Anti-goose machine grabs Richmond’s attention
CTV British Columbia
Published Sunday, February 10, 2013 7:49PM PST
As Richmond officials consider culling thousands of snow geese to stop them from ravaging parks and farmland, a Colorado man says he’s come up with a better plan for dealing with the nuisances.
It’s called “The Goosinator” -- a remote-controlled machine that chases unwanted geese away from wherever they gather, whether it’s land or water.
“We incorporated all the different research that was out there to come up with the most formidable craft that intimidates the geese as much as possible,” said inventor Randy Claussen.
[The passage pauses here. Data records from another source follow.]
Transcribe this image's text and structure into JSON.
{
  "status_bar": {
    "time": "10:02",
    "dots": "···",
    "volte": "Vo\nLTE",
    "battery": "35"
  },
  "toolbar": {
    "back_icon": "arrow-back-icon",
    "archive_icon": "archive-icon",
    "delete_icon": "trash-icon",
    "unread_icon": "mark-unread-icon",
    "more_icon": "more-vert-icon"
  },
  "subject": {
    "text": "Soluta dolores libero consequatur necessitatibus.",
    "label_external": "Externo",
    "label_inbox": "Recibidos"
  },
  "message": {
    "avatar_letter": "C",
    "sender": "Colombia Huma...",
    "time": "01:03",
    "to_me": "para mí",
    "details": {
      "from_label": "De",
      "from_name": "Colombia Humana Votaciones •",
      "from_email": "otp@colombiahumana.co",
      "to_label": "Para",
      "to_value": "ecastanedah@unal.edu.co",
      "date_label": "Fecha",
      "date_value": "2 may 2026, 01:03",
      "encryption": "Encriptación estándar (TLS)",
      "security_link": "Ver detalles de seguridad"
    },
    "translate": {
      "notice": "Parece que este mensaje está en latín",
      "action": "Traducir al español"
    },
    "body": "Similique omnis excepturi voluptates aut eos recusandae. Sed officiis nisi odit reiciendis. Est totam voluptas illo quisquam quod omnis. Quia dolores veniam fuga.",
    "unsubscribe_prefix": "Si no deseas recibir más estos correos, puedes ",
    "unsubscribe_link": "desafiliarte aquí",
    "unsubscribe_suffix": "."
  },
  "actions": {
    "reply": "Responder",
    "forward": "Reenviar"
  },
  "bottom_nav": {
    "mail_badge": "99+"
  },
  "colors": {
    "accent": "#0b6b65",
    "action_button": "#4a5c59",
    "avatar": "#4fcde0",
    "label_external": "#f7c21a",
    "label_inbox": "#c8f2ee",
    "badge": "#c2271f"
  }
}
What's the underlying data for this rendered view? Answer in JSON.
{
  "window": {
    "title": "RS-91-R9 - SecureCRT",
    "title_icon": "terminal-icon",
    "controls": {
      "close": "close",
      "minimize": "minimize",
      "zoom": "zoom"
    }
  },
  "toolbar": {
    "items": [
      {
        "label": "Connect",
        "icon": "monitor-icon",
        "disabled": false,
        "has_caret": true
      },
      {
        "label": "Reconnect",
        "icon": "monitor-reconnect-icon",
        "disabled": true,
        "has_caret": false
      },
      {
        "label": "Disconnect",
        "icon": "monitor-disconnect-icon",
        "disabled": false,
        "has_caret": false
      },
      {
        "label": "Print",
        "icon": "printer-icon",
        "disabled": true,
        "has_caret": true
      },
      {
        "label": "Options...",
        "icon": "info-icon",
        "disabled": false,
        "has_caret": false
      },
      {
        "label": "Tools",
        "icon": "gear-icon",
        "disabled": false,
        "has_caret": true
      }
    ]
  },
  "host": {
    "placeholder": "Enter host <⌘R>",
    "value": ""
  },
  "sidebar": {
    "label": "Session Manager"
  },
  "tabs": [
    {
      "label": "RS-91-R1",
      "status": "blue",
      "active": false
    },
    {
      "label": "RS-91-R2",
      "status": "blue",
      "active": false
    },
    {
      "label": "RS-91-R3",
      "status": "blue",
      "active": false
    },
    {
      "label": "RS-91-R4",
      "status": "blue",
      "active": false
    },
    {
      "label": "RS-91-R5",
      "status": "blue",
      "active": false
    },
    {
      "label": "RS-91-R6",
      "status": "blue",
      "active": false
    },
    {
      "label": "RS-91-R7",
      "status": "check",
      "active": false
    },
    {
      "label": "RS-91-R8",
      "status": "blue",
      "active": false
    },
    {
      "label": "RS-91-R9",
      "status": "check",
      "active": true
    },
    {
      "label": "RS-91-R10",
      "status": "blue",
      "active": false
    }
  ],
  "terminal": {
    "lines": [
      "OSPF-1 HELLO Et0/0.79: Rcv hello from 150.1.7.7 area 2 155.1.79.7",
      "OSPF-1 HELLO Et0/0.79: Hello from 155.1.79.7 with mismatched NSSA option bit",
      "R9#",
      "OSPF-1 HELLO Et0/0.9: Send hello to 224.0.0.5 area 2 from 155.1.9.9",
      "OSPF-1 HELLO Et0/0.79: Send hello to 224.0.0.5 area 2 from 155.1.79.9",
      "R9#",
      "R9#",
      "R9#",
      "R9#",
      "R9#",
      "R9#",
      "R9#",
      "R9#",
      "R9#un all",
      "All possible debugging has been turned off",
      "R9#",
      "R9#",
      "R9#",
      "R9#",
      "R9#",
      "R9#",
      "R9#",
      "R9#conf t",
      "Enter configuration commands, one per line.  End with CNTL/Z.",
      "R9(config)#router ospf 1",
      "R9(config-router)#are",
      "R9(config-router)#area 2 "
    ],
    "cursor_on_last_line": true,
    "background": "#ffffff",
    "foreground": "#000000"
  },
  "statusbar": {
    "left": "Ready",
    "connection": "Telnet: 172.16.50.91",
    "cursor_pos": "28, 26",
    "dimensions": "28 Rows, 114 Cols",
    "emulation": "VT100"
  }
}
The result is a goose hunter than can travel on multiple surfaces speeds of up to 40 kilometres per hour and costs around $3,000 USD.
“When people use this, and chase the geese into the water, and then they use our prescribed recipe…people have surprising results in being able to not only get rid of the geese, but in having a lasting effect where they’re very reluctant to come back,” Claussen said.
For the City of Richmond, which sees some 100,000 snow geese from Siberia every year, the device could prove useful in combating a worsening problem.
“They pull the grass out and they attack the field,” said Richmond Coun. Bill McNulty. “Not only that, because grass will regenerate, but it’s what they leave behind as well, which is not exactly a healthy area to be in.”
Coun. Harold Steves proposed a cull last year, saying it would be the only viable way to stop the geese, but so far, that hasn’t happened.
The city is currently using 16 volunteer dog owners to patrol parks and disrupt the birds.
“That’s actually been quite successful,” McNulty said. “We’ve eliminated the number of calls from residents complaining.”
But Claussen said dogs aren’t always reliable. “You can’t assume that your dog is going to chase unrelentingly like a machine can,” he said.
The inventor said he is willing to head north to show the city what The Goosinator can do.
“We would welcome it,” McNulty said. “But we would want to study it and what the implications there are. And if it can help us in any way we would be more than happy to entertain that. I’m always open to new ideas.”